Artikel 33, vierde lid, van de Regeling verzet zich er echter uitdrukkelijk tegen dat deze voorzieningen, voor zover deze al door GS zijn gesubsidieerd, ook bij de subsidievaststelling op grond van de Regeling worden betrokken. De omstandigheid dat de provinciale subsidieregeling een ander doel dient en dat GS subsidie hebben verleend met als uitgangspunt de bouw van een reguliere stal, maakt dit niet anders.
5.4
Vast staat voorts dat appellante bij de aanvraag van GLB-subsidie op grond van de Regeling dezelfde facturen heeft ingediend als die op basis waarvan destijds de provinciale subsidie is vastgesteld. In beroep heeft appellante een overzicht geproduceerd van alle facturen betreffende de investeringskosten die in verband met de bedrijfsverplaatsing zijn gemaakt, waarbij per factuur is aangegeven of die in de visie van appellante in aanmerking komt voor subsidiëring door GS of door verweerder. Volgens appellante had de subsidievaststelling door GS ook op basis van andere facturen kunnen plaatsvinden zodat de facturen die betrekking hebben op de duurzame investeringsonderdelen van de stal uitsluitend bij het verzoek om vaststelling van subsidie op grond van de Regeling hadden kunnen worden betrokken. Hetgeen appellante in beroep in wezen heeft bepleit is een administratieve herschikking van de subsidievaststellingen en de daarbij betrokken bedragen. Met het oog hierop is het onderzoek ter zitting geschorst ten einde partijen in de gelegenheid te stellen in overleg te treden over de vraag of de aanvullende facturen waarover appellante beschikt van belang kunnen zijn voor de vaststelling van de GLB-subsidie en om een schikking te beproeven. Dit overleg heeft niet tot het door appellante bepleite resultaat geleid.
5.5
In hetgeen appellante heeft aangevoerd tegen het bestreden besluit ziet het College geen aanleiding om tot het oordeel te komen dat verweerder de Regeling onjuist heeft toegepast. De investering in de duurzame stal is, nu appellante de facturen voor de realisatie van die stal ook heeft ingebracht bij GS ten behoeve van de vaststelling van de verplaatsingssubsidie, deels al uit hoofde van andere openbare middelen gesubsidieerd.
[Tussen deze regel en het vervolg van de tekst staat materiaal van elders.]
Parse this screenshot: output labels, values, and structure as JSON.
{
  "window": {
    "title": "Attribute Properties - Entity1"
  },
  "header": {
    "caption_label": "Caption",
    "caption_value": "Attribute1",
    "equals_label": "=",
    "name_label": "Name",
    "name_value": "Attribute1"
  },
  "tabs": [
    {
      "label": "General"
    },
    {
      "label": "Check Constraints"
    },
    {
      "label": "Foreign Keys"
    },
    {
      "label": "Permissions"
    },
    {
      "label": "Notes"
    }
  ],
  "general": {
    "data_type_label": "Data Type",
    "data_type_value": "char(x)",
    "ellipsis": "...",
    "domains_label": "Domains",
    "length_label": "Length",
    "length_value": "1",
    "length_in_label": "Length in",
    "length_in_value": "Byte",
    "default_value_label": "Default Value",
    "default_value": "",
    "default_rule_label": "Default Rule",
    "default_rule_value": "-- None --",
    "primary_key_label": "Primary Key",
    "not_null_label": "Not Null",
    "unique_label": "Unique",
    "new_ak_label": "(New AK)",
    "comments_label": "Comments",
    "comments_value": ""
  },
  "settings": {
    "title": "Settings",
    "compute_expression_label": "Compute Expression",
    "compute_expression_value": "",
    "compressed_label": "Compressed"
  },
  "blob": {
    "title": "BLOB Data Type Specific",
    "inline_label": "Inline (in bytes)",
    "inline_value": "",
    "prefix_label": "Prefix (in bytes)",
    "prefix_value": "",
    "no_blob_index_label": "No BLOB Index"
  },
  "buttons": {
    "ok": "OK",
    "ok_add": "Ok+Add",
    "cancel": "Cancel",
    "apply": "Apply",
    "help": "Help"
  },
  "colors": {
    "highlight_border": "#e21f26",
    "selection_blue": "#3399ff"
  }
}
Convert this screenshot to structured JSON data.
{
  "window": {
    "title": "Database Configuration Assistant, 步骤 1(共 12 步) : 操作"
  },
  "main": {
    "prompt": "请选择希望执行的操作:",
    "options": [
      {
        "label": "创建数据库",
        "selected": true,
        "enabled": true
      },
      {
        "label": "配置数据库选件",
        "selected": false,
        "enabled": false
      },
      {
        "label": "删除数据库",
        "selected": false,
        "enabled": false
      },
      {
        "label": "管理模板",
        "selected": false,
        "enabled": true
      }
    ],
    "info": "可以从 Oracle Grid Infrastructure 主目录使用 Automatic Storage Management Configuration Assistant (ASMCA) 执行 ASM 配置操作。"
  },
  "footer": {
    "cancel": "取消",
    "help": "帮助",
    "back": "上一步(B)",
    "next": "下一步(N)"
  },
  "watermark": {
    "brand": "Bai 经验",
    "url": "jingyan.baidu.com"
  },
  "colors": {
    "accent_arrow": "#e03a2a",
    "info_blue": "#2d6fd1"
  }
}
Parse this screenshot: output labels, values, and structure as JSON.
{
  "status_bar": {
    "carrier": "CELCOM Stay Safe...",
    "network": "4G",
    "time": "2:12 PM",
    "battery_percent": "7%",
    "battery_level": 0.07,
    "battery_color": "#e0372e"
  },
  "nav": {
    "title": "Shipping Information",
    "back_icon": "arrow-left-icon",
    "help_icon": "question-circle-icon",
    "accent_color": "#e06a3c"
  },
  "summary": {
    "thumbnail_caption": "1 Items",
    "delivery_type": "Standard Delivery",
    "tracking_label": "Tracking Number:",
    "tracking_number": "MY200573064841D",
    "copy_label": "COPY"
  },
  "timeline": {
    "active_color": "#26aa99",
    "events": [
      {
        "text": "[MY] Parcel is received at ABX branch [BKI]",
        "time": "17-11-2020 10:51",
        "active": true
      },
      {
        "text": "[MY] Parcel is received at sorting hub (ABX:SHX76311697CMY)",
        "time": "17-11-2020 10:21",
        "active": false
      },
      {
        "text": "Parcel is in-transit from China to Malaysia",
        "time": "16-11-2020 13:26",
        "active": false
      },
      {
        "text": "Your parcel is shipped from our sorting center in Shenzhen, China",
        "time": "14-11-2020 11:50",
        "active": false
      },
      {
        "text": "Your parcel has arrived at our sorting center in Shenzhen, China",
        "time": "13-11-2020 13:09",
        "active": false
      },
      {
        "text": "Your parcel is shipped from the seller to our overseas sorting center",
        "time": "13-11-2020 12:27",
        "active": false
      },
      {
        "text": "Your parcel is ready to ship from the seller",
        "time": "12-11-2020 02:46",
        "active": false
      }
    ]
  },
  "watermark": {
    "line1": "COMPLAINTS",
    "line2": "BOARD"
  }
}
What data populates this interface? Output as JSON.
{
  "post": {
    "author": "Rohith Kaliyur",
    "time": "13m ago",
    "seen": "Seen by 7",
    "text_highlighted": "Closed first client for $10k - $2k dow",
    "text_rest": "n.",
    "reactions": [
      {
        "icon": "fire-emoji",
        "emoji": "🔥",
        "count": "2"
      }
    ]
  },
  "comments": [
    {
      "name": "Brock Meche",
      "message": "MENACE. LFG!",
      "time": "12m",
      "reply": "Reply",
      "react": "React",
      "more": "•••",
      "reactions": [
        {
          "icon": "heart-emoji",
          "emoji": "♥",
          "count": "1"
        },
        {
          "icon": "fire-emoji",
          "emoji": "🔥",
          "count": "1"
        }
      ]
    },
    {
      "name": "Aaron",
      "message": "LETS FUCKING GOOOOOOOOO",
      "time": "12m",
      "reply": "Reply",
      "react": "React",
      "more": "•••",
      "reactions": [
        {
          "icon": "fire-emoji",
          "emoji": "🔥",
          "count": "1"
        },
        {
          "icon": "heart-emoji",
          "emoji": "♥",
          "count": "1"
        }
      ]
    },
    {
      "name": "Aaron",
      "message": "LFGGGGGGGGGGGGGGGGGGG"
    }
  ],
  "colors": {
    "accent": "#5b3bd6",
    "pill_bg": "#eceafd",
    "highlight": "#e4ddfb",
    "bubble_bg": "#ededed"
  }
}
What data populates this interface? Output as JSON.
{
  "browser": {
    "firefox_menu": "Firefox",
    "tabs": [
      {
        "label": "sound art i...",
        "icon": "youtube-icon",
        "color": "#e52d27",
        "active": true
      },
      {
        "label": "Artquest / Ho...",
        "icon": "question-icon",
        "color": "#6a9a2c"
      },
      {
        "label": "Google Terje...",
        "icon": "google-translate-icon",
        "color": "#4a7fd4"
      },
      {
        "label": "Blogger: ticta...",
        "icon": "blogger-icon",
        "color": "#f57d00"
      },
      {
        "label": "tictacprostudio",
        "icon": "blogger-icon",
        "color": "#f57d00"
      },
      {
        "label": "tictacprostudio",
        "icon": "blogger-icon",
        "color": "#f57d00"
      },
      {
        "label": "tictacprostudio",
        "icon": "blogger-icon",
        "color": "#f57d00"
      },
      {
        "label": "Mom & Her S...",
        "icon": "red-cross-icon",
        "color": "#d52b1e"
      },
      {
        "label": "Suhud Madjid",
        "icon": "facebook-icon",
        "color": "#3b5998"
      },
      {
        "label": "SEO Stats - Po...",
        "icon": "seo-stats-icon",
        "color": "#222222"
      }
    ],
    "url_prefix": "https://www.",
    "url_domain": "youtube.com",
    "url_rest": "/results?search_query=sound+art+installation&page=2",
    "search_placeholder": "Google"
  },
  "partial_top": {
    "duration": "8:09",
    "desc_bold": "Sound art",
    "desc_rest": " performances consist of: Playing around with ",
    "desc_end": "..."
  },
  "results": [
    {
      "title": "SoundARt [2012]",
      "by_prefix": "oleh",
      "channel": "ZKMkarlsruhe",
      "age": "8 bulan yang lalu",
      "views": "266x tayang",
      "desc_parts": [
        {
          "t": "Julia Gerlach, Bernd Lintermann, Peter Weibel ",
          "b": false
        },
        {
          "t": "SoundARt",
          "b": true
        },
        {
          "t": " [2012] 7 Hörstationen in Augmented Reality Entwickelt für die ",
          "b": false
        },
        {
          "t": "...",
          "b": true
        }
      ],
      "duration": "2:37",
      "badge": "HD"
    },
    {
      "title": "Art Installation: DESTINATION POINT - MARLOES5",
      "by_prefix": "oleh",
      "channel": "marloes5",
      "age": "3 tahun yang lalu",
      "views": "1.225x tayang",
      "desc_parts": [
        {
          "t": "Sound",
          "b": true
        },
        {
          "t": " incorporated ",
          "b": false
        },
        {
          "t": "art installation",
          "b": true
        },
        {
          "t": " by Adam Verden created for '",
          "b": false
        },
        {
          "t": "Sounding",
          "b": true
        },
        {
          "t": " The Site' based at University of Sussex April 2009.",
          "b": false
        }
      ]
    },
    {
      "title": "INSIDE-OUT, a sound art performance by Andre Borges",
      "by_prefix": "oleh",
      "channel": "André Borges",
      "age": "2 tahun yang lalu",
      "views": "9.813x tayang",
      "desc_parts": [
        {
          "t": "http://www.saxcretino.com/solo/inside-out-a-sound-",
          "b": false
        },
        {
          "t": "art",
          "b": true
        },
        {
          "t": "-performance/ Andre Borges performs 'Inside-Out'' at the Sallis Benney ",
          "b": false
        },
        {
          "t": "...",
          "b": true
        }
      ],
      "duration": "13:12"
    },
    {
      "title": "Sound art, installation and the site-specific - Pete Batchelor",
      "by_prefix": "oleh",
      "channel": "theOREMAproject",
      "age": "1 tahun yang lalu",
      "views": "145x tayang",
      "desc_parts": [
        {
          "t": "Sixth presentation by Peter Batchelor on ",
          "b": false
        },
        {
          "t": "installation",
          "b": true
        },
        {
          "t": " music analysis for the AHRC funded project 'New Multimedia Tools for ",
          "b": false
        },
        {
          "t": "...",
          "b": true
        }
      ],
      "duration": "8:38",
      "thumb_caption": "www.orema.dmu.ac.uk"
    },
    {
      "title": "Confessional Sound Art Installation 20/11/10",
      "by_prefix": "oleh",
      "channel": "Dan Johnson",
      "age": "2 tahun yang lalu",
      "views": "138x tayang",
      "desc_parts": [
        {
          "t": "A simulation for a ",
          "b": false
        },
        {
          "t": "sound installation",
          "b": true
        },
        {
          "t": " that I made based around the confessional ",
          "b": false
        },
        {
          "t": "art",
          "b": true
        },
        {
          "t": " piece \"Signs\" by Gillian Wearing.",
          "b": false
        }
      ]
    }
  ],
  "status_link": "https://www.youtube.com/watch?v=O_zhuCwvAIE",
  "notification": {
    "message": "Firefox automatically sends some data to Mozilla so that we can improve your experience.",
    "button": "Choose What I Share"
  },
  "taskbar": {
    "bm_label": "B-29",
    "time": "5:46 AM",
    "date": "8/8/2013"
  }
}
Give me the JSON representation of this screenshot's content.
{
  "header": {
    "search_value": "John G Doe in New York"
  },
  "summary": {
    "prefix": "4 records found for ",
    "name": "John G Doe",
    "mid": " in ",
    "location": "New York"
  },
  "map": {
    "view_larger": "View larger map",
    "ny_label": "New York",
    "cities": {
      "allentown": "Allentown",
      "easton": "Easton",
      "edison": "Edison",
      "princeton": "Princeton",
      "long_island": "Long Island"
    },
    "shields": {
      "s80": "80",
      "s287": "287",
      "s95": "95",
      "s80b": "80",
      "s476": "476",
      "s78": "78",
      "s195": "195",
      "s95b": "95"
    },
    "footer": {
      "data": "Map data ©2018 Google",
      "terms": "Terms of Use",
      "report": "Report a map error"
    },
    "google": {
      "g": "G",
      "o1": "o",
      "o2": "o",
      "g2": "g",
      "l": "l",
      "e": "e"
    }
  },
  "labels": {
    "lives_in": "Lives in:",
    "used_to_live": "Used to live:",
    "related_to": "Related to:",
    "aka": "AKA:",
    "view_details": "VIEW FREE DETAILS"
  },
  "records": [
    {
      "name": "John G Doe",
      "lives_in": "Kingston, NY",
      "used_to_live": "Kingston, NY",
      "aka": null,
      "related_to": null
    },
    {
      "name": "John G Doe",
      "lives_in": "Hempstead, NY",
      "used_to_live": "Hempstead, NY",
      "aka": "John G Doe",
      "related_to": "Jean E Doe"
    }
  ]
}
6. Het beroep is ongegrond. Het College ziet geen aanleiding voor een proceskostenveroordeling.

Beslissing

Het College verklaart het beroep ongegrond.
Deze uitspraak is gedaan door mr. J. Schukking, mr. H. Bolt en mr. C.J. Waterbolk, in aanwezigheid van mr. C.M. Leliveld, griffier. De beslissing is in het openbaar uitgesproken op 29 mei 2015.